Antofagasta PLC Q2 2021 Production Report
  • Group copper production in Q2 2021 was 178,400 tonnes, a decrease of 2.5% compared to the previous quarter.
  • Gold production for the quarter increased by 3.9% to 61,400 ounces.
  • Cash costs before by-product credits in the quarter were $1.77/lb.
  • Iván Arriagada, CEO, said: “The cost and production performance over the first half of this year was in line with guidance and supports our strong track record of resilience and operational excellence. We produced 361,500 tonnes of copper at a net cash cost of $1.14/lb over the period and retain guidance for the full year at 730-760,000 tonnes of copper at a net cash cost of $1.25/lb and capital expenditure of $1.6 billion.”

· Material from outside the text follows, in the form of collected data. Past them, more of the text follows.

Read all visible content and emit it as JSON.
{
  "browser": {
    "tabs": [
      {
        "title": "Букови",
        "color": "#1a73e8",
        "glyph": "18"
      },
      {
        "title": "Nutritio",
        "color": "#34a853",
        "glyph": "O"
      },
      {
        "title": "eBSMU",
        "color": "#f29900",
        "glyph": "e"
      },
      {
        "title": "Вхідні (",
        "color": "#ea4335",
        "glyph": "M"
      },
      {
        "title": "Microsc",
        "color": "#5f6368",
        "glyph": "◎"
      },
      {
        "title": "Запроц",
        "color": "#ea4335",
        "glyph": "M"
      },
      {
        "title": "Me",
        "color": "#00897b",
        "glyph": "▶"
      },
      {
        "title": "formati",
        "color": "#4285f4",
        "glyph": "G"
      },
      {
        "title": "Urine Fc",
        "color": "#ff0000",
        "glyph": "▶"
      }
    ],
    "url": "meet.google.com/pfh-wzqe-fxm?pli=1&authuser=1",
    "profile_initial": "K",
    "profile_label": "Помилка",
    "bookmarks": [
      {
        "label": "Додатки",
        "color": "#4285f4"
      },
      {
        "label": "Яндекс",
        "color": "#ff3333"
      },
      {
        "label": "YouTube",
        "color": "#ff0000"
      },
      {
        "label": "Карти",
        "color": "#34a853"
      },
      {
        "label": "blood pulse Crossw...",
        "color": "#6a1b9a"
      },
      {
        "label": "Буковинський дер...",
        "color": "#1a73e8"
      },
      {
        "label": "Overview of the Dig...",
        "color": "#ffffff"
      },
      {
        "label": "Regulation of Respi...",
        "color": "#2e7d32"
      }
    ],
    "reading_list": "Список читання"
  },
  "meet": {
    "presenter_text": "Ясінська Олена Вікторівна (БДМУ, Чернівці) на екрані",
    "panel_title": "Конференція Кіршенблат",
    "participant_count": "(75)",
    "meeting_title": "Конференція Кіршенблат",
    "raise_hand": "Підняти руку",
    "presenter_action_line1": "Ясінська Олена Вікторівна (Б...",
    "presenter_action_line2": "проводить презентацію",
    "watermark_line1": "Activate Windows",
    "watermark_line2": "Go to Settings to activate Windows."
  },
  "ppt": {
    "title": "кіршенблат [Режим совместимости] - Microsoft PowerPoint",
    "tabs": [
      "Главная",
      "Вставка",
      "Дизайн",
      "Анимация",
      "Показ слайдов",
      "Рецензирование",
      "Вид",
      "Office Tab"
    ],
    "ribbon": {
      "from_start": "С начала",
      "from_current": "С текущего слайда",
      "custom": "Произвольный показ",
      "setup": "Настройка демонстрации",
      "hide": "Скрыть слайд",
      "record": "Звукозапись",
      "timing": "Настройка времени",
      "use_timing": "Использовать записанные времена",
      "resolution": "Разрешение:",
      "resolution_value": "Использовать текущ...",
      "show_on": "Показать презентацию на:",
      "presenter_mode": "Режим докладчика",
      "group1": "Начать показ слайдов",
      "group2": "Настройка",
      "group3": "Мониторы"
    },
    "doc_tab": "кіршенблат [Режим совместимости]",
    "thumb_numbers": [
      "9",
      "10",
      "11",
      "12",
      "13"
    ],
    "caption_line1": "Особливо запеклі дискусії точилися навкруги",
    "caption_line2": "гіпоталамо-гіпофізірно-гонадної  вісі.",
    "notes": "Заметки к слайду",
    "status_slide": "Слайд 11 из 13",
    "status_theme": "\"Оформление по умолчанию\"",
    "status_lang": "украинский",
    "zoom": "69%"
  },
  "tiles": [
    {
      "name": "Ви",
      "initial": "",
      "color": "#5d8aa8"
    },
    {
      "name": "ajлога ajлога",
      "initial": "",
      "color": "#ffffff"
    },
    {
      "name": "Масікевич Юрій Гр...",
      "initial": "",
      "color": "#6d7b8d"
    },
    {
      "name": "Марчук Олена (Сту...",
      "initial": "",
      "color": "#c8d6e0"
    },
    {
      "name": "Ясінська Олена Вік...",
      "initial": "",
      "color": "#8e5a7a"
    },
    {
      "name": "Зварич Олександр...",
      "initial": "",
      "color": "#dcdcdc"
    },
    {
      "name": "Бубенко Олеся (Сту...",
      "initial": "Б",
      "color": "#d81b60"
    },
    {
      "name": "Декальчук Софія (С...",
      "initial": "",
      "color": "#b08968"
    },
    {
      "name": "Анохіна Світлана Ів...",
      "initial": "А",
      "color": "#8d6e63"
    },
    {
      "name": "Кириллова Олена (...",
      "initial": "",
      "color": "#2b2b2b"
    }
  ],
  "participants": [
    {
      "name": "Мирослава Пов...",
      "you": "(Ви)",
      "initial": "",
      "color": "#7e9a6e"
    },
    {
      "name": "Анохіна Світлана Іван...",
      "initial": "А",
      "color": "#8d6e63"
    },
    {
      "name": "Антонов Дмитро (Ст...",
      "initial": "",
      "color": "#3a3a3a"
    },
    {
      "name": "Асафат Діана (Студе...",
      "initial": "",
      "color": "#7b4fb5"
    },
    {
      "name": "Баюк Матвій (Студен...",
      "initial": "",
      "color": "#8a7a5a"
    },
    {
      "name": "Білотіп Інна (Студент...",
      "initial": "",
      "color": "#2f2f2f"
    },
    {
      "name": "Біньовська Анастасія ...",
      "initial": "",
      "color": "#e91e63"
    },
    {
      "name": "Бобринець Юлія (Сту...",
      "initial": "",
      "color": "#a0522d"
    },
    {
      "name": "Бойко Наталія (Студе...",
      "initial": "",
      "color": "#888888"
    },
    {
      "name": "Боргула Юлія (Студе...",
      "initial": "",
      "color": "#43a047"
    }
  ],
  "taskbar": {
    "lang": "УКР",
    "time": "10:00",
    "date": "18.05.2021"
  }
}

Hochschild Mining PLC Q2 2021 Production Report
  • Gold production in the second quarter at 53,418 ounces.
  • Silver production in the second quarter at 3.1m ounces.
  • On track to deliver overall 2021 production target of 360,000-372,000 gold equivalent ounces.
  • Ignacio Bustamante, CEO, said: “The second quarter results have been solid across our operations and we remain on course to deliver our production and cost targets for the year. In addition, drill results have continued to be encouraging at Inmaculada with 29 million silver equivalent ounces of high grade Inferred resources already added in the first half. We have also seen further positive results from the Snip project in Canada. Finally, today we have also announced that we will be holding a capital markets presentation in September which will cover our exciting rare earths project in Chile.”